Up until the late 1990s we still boiled a billy on our property, on a campfire when out mustering. The old-timers were right. Nothing beats black tea, a dollop of sugar and a corned meat and pickle sandwich at smoko. It’s said that the billy was baptised into Australian folklore by miners on the mid-1800s Victorian goldfields of Australia. There was a shortage of food on the diggings and the government set about importing preserved supplies such as tinned meats, stews and soups. Canned meats from France under the brand ‘Bouilli’ (boiled meat) became popular with the diggers, however pronouncing the name proved more difficult. And so the meaty mixtures were soon dubbed Billy. Whether the diggers can take full credit however will never be known for there is some thought that the name could refer to the aboriginal word for water, billa, as in billabong.

Always ready to adapt any material at the time the billy cans were soon used for water and later with the addition of a handle became an essential item. Eventually the billycan would be manufactured and a mainstay of the outback was born. The original lid-less billycan is different to the quart pot. The pot is wider at the bottom so it’s steadier with the advantage of exposing more heat to the sides. A folding handle allows it to be pushed into a fire and a mug fits into the top. Plus it has a lid. There were various sizes available by the time the 1900s began, depending on whether you wanted to carry water from the creek to the camp fire, boil a leg of mutton or a cup of tea. And they’re still on the market proving once again that invention born of need lasts forever.

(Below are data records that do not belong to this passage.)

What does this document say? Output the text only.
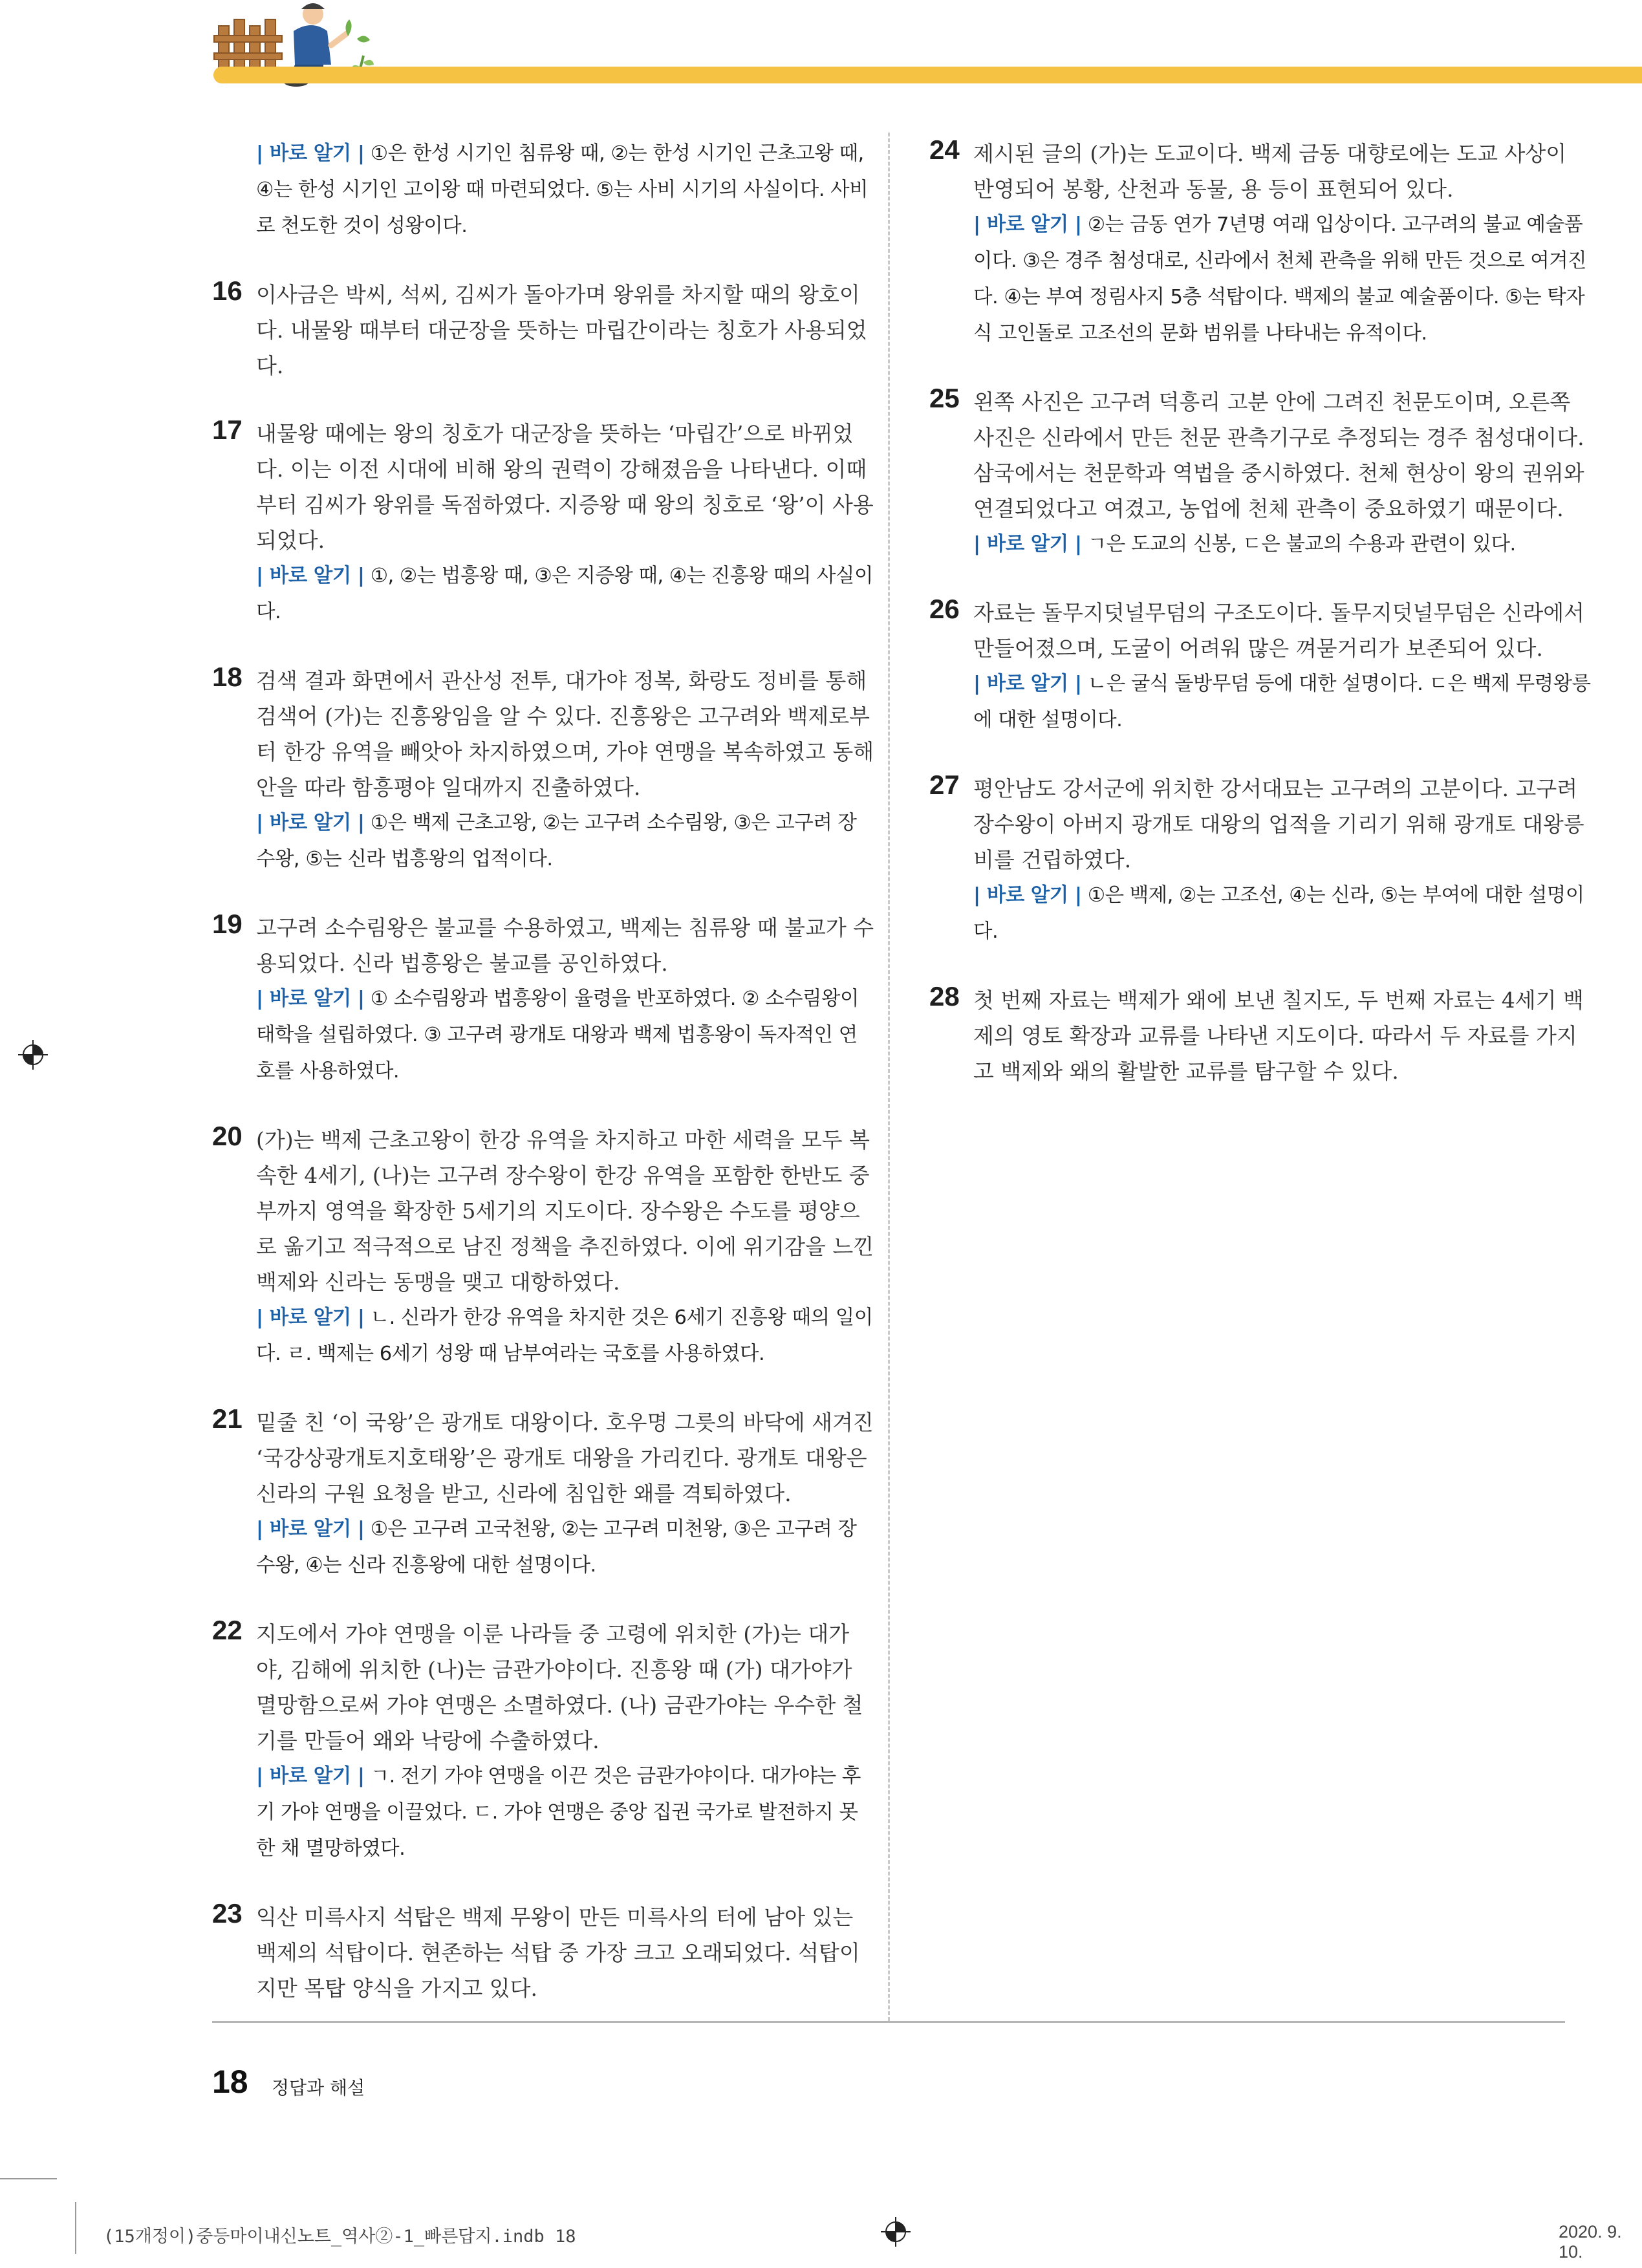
| 바로 알기 | ①은 한성 시기인 침류왕 때, ②는 한성 시기인 근초고왕 때, ④는 한성 시기인 고이왕 때 마련되었다. ⑤는 사비 시기의 사실이다. 사비로 천도한 것이 성왕이다.
16 이사금은 박씨, 석씨, 김씨가 돌아가며 왕위를 차지할 때의 왕호이다. 내물왕 때부터 대군장을 뜻하는 마립간이라는 칭호가 사용되었다.
17 내물왕 때에는 왕의 칭호가 대군장을 뜻하는 ‘마립간’으로 바뀌었다. 이는 이전 시대에 비해 왕의 권력이 강해졌음을 나타낸다. 이때부터 김씨가 왕위를 독점하였다. 지증왕 때 왕의 칭호로 ‘왕’이 사용되었다.
| 바로 알기 | ①, ②는 법흥왕 때, ③은 지증왕 때, ④는 진흥왕 때의 사실이다.
18 검색 결과 화면에서 관산성 전투, 대가야 정복, 화랑도 정비를 통해 검색어 (가)는 진흥왕임을 알 수 있다. 진흥왕은 고구려와 백제로부터 한강 유역을 빼앗아 차지하였으며, 가야 연맹을 복속하였고 동해안을 따라 함흥평야 일대까지 진출하였다.
| 바로 알기 | ①은 백제 근초고왕, ②는 고구려 소수림왕, ③은 고구려 장수왕, ⑤는 신라 법흥왕의 업적이다.
19 고구려 소수림왕은 불교를 수용하였고, 백제는 침류왕 때 불교가 수용되었다. 신라 법흥왕은 불교를 공인하였다.
| 바로 알기 | ① 소수림왕과 법흥왕이 율령을 반포하였다. ② 소수림왕이 태학을 설립하였다. ③ 고구려 광개토 대왕과 백제 법흥왕이 독자적인 연호를 사용하였다.
20 (가)는 백제 근초고왕이 한강 유역을 차지하고 마한 세력을 모두 복속한 4세기, (나)는 고구려 장수왕이 한강 유역을 포함한 한반도 중부까지 영역을 확장한 5세기의 지도이다. 장수왕은 수도를 평양으로 옮기고 적극적으로 남진 정책을 추진하였다. 이에 위기감을 느낀 백제와 신라는 동맹을 맺고 대항하였다.
| 바로 알기 | ㄴ. 신라가 한강 유역을 차지한 것은 6세기 진흥왕 때의 일이다. ㄹ. 백제는 6세기 성왕 때 남부여라는 국호를 사용하였다.
21 밑줄 친 ‘이 국왕’은 광개토 대왕이다. 호우명 그릇의 바닥에 새겨진 ‘국강상광개토지호태왕’은 광개토 대왕을 가리킨다. 광개토 대왕은 신라의 구원 요청을 받고, 신라에 침입한 왜를 격퇴하였다.
| 바로 알기 | ①은 고구려 고국천왕, ②는 고구려 미천왕, ③은 고구려 장수왕, ④는 신라 진흥왕에 대한 설명이다.
22 지도에서 가야 연맹을 이룬 나라들 중 고령에 위치한 (가)는 대가야, 김해에 위치한 (나)는 금관가야이다. 진흥왕 때 (가) 대가야가 멸망함으로써 가야 연맹은 소멸하였다. (나) 금관가야는 우수한 철기를 만들어 왜와 낙랑에 수출하였다.
| 바로 알기 | ㄱ. 전기 가야 연맹을 이끈 것은 금관가야이다. 대가야는 후기 가야 연맹을 이끌었다. ㄷ. 가야 연맹은 중앙 집권 국가로 발전하지 못한 채 멸망하였다.
23 익산 미륵사지 석탑은 백제 무왕이 만든 미륵사의 터에 남아 있는 백제의 석탑이다. 현존하는 석탑 중 가장 크고 오래되었다. 석탑이지만 목탑 양식을 가지고 있다.
24 제시된 글의 (가)는 도교이다. 백제 금동 대향로에는 도교 사상이 반영되어 봉황, 산천과 동물, 용 등이 표현되어 있다.
| 바로 알기 | ②는 금동 연가 7년명 여래 입상이다. 고구려의 불교 예술품이다. ③은 경주 첨성대로, 신라에서 천체 관측을 위해 만든 것으로 여겨진다. ④는 부여 정림사지 5층 석탑이다. 백제의 불교 예술품이다. ⑤는 탁자식 고인돌로 고조선의 문화 범위를 나타내는 유적이다.
25 왼쪽 사진은 고구려 덕흥리 고분 안에 그려진 천문도이며, 오른쪽 사진은 신라에서 만든 천문 관측기구로 추정되는 경주 첨성대이다. 삼국에서는 천문학과 역법을 중시하였다. 천체 현상이 왕의 권위와 연결되었다고 여겼고, 농업에 천체 관측이 중요하였기 때문이다.
| 바로 알기 | ㄱ은 도교의 신봉, ㄷ은 불교의 수용과 관련이 있다.
26 자료는 돌무지덧널무덤의 구조도이다. 돌무지덧널무덤은 신라에서 만들어졌으며, 도굴이 어려워 많은 껴묻거리가 보존되어 있다.
| 바로 알기 | ㄴ은 굴식 돌방무덤 등에 대한 설명이다. ㄷ은 백제 무령왕릉에 대한 설명이다.
27 평안남도 강서군에 위치한 강서대묘는 고구려의 고분이다. 고구려 장수왕이 아버지 광개토 대왕의 업적을 기리기 위해 광개토 대왕릉비를 건립하였다.
| 바로 알기 | ①은 백제, ②는 고조선, ④는 신라, ⑤는 부여에 대한 설명이다.
28 첫 번째 자료는 백제가 왜에 보낸 칠지도, 두 번째 자료는 4세기 백제의 영토 확장과 교류를 나타낸 지도이다. 따라서 두 자료를 가지고 백제와 왜의 활발한 교류를 탐구할 수 있다.
18 정답과 해설
(15개정이)중등마이내신노트_역사②-1_빠른답지.indb 18	2020. 9. 10.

A story tells of a stone being dropped into a billycan and the owner wondering why his billy took longer to boil than his mates. I’ve never tested this theory out but in our homestead kitchen in the early 1930s any tough old hens, boilers – as they were/are still known, that were past breeding and only good for eating were slow cooked on the wood-burning aga stove with the addition of a large stone so that the meat cooked slowly and was reasonably tender. There’s always a grain of truth in any bush story.